Eygenson2
©"Заметки по еврейской истории"
27 октября 2004

 

Сергей Эйгенсон

 

Московский вечер в Скалистых горах

 



            - Обязательно съездите туда! Это часа три с половиной. Замечательное место. Там они вместо того, чтоб выкапывать, взяли и накрыли обнажение зданием. Так что видишь не отдельные косточки и не собранные скелеты, как у вас в Чикаго, а всё выступает прямо из песчаника. Я, по правде говоря, только тут и поверила, что динозавры по правде существовали,  населяли Землю. Нет, что они сейчас есть, я знала и до этого. А вот что раньше ...  в этих юрских периодах.

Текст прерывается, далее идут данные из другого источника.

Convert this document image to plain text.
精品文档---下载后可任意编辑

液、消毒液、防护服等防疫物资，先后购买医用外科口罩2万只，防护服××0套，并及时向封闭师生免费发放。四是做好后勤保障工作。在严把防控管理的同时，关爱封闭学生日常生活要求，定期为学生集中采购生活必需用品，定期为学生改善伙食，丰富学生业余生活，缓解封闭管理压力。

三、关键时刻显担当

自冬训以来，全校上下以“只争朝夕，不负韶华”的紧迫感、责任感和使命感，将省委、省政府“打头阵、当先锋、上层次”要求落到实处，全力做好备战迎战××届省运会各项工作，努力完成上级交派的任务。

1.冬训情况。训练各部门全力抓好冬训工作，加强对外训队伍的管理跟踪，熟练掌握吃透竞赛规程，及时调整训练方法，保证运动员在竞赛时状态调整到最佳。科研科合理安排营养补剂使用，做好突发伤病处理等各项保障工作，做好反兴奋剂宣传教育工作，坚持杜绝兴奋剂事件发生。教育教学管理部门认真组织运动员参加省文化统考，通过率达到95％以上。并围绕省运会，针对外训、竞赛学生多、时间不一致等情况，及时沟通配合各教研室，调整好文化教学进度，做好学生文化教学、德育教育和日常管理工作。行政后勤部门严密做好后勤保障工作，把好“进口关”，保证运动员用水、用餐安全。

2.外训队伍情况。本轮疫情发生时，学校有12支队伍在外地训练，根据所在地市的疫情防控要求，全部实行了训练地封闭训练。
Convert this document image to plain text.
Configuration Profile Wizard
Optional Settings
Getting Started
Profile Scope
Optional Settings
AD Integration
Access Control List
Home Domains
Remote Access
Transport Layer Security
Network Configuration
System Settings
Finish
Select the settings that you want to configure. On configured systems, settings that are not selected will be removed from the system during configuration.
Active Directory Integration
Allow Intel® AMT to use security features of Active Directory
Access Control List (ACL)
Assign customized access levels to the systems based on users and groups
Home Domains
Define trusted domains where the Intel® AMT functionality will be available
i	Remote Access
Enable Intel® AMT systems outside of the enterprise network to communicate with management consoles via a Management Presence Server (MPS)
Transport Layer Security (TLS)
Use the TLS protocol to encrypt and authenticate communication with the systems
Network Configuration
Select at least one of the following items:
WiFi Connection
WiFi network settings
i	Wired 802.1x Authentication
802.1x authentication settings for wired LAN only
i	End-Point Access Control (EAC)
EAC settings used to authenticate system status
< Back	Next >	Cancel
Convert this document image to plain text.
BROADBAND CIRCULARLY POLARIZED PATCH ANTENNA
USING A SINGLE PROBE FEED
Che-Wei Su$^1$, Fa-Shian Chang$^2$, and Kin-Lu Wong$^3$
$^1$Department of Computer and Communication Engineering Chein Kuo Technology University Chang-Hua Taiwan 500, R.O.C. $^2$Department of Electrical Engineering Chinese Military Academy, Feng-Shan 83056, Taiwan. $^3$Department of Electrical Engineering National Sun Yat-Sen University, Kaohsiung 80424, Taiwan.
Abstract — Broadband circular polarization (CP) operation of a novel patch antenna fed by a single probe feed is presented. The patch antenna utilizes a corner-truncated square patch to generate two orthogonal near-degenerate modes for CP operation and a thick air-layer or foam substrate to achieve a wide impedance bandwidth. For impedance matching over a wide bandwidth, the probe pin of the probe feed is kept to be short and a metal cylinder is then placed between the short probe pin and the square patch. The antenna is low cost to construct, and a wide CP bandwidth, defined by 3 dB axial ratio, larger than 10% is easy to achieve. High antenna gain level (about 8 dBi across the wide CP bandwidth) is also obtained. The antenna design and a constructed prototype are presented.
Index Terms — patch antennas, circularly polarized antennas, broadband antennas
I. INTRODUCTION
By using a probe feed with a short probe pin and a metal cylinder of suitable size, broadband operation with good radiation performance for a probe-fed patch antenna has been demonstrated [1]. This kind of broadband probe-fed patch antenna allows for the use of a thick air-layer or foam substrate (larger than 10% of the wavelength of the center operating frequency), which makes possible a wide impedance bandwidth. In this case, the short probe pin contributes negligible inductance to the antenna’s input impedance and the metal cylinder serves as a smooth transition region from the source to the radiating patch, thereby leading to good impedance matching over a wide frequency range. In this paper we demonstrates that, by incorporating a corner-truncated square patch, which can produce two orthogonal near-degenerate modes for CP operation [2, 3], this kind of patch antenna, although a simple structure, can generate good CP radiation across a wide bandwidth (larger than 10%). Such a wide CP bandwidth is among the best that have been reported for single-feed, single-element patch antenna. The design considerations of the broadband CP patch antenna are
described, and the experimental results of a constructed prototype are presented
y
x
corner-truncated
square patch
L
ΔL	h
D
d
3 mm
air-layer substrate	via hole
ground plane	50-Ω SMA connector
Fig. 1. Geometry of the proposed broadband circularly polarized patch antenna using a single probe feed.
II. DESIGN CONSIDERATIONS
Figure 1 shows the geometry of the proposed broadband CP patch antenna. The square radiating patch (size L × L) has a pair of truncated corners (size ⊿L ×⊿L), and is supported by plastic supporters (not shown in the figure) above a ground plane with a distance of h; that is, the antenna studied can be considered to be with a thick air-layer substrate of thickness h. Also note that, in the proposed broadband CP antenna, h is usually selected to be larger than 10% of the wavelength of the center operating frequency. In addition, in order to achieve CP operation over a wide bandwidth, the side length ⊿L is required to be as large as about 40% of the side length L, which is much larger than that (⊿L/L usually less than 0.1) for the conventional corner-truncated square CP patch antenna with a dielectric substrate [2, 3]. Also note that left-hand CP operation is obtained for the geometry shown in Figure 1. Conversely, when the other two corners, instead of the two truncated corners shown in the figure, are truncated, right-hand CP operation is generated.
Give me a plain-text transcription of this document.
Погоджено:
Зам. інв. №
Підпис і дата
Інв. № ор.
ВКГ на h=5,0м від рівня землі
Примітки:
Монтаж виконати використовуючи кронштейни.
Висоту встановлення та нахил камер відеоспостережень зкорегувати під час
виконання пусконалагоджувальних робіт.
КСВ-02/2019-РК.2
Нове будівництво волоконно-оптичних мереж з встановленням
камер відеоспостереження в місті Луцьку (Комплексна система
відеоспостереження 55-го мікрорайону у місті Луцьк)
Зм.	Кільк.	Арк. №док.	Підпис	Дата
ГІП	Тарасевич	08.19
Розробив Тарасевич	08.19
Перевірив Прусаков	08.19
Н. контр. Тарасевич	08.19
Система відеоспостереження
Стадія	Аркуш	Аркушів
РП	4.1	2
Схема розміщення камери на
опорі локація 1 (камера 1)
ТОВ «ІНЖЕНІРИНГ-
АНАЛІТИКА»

Мы в доме давно не виденной московской знакомой. Действительно давно – на четыре года больше, чем нашей без пяти минут тинэйджерке-внучке, которая, открыв рот, слушает хозяйку. Потом она скажет мне: «Знаешь, я только не понимаю, Наташа – такая молодая и энергичная, откуда у нее такая взрослая Вика, что эти картины рисует?» Действительно, мы с час рассматривали странные и завораживающие рисунки и литографии дочери хозяев, профессора графики в одном из университетов Великой Прерии.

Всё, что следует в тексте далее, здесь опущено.